Maar wannéér moet je Hem nu zoeken? De tekst zegt: vroeg, maar je kan ook lezen: ernstig. Je moet de Heere vroeg zoeken. Als je iets moet doen wat heel belangrijk is, dan sta je vroeg op. Als je een heel belangrijke klus hebt, dan begin je op tijd, dan komt het tenminste af. Vroeg zoeken. Waarom vroeg? Omdat er een tijd kan komen, dat je te laat bent. Je kunt, ook als je jong bent, ziek worden. Zó ziek dat je geen energie meer hebt om te denken, om te bidden en om te zoeken. En ook kinderen kunnen vroeg sterven, en dan kan je niet meer zoeken. Daarom zegt Jesaja: ‘zoekt de Heere, terwijl Hij nog te vinden is.’

Waarom vroeg zoeken? Omdat, als je klein bent, je hart nog niet zo hard is. Je hebt veel zonden gedaan, maar later nog veel meer. Je jonge hart is hard, maar later nog veel harder. En dus is het later moeilijker om de Heere te zoeken. Later ben je zo druk met je huiswerk van school. Later heb je zoveel andere dingen te doen. Later ben je druk met je vriend of vriendin. En later als je getrouwd bent, dan ben je nog veel drukker met je gezin. Later…, dan heb je geen tijd meer. Dus: nú moet je de Heere zoeken. Nu heb je nog genoeg tijd om hem te zoeken. Je kunt best, als je uit school komt, eerst stilletjes naar je kamer gaan en de Heere bidden, voordat je achter je computer kruipt. Je kunt best ’s avonds na het eten eerst stilletjes bidden, in je Bijbeltje lezen en de Heere zoeken, voordat je weer andere dingen gaat doen. Vroeg zoeken.
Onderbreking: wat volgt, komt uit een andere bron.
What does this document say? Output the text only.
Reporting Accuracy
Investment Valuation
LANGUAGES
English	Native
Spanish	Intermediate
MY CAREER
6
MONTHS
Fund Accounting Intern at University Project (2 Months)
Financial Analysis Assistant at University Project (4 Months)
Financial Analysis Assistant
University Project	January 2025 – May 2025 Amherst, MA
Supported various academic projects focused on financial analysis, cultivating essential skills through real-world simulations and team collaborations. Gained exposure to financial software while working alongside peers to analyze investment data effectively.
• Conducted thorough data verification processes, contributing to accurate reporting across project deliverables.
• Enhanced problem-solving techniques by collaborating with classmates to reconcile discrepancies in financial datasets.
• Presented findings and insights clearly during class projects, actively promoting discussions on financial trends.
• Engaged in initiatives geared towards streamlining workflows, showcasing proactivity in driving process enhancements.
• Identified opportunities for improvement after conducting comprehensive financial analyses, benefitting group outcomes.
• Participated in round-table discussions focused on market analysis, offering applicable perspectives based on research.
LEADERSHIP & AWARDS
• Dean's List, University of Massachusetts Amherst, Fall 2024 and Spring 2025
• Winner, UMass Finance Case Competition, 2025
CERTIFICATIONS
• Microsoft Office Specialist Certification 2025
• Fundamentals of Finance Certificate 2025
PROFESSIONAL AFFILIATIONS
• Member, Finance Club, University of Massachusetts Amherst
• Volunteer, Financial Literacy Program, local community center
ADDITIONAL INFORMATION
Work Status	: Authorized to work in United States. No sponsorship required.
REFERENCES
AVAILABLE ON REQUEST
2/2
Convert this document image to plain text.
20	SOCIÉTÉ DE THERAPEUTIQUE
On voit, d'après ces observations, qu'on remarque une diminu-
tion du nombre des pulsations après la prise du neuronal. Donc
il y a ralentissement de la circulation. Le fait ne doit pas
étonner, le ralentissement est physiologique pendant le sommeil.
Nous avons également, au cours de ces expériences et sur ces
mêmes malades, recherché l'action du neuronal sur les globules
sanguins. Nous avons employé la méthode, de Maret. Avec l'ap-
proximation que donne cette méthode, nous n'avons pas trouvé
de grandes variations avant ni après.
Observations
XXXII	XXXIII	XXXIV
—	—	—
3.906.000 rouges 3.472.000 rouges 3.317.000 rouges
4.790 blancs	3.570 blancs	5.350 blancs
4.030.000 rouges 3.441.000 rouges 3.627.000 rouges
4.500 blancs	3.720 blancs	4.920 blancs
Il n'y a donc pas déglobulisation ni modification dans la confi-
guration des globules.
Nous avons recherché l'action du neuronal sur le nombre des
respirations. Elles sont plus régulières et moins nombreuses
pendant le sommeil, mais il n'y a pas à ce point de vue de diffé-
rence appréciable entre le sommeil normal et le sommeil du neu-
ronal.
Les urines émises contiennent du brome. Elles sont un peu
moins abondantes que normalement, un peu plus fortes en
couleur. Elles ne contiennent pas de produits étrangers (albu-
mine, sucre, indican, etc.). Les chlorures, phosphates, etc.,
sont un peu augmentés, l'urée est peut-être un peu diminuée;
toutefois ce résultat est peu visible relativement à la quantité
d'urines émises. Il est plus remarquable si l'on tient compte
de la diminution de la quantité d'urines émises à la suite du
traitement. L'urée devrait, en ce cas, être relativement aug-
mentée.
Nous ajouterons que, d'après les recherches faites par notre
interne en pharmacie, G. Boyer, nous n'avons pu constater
Ernstig zoeken. Waarom? Omdat dit het allerbelangrijkste van je leven is. Voor nu en voor straks. Want al het andere gaat voorbij. Vroeg zoeken. Ernstig zoeken. Waarom? Omdat bij Christus te vinden is: alles wat blijft. Zoals beschreven staat in vers 18-21: blijvende eer en de rijkdom, dat wat meer waard is dan het fijnste goud: ja: leven! Zoals staat in vers 35: ‘(…) die Mij vindt, vindt het leven.’

Heeft het zin om Hem te zoeken? Ja, zegt de tekst, Want wie Hem vroeg zoekt, kinderen, en wie Hem ernstig zoekt, ouderen, die zál Hem vinden.